We use [SemVer](http://semver.org/) for versioning. For all available versions, look at the [tags in this repository](https://github.com/drordas/D2MCS/tags).

## Citation ✍

To cite **D2MCS** please use:

> Ruano-Ordás, David; Yevseyeva, Iryna; Basto-Fernandes, Vitor; Méndez, José R; Emmerichc, Michael T.M.
  (2019).
> Improving the drug discovery process by using multiple classifier systems.
> Expert Systems with Applications.
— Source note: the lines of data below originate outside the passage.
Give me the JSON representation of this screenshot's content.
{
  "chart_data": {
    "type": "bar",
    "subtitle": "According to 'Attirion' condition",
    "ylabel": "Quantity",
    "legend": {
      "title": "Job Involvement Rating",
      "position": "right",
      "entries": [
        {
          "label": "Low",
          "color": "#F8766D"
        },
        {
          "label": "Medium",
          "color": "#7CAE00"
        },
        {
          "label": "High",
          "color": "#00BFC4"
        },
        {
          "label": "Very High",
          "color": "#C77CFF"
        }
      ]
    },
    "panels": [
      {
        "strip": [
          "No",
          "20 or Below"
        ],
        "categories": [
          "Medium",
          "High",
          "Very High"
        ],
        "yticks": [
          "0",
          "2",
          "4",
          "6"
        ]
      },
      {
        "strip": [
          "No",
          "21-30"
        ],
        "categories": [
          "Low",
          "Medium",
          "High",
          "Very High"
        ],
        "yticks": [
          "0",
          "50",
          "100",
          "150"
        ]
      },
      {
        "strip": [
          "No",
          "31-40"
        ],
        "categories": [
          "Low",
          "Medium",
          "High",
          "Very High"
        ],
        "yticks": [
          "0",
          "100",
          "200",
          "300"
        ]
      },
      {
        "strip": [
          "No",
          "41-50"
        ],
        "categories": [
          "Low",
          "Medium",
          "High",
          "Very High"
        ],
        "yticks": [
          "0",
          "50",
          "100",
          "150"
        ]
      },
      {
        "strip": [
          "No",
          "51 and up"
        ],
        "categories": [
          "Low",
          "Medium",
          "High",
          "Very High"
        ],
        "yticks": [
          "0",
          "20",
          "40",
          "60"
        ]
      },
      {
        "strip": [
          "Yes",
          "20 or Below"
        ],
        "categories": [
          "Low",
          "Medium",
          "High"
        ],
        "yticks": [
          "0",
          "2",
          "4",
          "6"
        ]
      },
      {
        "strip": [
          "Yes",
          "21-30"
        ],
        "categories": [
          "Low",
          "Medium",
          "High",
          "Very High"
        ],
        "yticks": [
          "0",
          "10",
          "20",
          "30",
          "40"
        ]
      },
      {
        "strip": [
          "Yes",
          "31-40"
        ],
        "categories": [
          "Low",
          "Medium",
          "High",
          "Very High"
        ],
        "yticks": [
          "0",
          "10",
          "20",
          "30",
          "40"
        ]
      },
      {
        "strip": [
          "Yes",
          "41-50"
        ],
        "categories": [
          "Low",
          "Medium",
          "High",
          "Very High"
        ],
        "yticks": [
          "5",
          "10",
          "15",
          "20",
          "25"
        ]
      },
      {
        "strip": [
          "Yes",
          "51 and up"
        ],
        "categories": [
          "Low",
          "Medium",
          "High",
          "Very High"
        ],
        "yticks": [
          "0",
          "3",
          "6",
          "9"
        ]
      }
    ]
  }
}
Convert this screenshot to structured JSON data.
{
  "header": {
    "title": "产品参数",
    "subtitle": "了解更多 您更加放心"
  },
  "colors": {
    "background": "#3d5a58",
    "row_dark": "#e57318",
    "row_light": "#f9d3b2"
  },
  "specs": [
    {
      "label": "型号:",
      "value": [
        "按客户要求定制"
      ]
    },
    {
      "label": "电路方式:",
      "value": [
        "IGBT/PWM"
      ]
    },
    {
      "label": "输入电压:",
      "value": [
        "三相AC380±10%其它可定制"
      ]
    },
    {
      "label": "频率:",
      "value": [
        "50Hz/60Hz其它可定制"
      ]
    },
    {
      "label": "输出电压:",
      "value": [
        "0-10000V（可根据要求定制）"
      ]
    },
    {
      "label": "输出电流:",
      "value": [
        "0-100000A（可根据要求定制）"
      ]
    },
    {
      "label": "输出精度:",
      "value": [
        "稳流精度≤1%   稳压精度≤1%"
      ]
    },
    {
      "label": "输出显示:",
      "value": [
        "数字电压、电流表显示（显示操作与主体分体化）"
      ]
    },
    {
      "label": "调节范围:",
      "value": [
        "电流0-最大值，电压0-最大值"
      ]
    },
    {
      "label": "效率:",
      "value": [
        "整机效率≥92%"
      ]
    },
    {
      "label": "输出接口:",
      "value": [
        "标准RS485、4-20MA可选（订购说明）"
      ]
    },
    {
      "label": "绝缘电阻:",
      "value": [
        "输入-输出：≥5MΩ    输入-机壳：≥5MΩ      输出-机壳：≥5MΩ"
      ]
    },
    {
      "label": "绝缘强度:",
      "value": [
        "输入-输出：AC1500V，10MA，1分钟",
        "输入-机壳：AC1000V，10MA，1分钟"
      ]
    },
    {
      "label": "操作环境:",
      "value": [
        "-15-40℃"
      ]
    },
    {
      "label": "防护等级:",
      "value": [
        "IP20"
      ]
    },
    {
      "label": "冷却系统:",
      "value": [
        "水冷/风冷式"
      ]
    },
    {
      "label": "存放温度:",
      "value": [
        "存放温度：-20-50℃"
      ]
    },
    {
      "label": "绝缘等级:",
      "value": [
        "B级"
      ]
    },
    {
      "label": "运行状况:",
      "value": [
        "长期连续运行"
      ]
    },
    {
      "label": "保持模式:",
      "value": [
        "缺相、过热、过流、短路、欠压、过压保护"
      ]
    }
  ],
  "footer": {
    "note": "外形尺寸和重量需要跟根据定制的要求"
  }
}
Volume 121, pp. 292-303.
> Elsevier. https://doi.org/10.1016/j.eswa.2018.12.032

> Ruano-Ordás, David; Burggraaff, Lindsey; Liu, Rongfang et al. (2019).
> A multiple classifier system identifies novel cannabinoid CB2 receptor ligands.
> J Cheminform. Volume 11, pp. 66.
> BMC BioInformatics. https://doi.org/10.1186/s13321-019-0389-9

## Authors ✒️

  - **Miguel Ferreiro Díaz** - *Developer* - [miferreiro](https://github.com/miferreiro)
  - **David Ruano Ordás** - *Project Manager and developer* - [drordas](https://github.com/drordas)
  - **José Ramón Méndez Reboredo** - *Project Manager* - [moncho-mendez](https://github.com/moncho-mendez)

## Licence ⚖

This project is under the License GPL-3.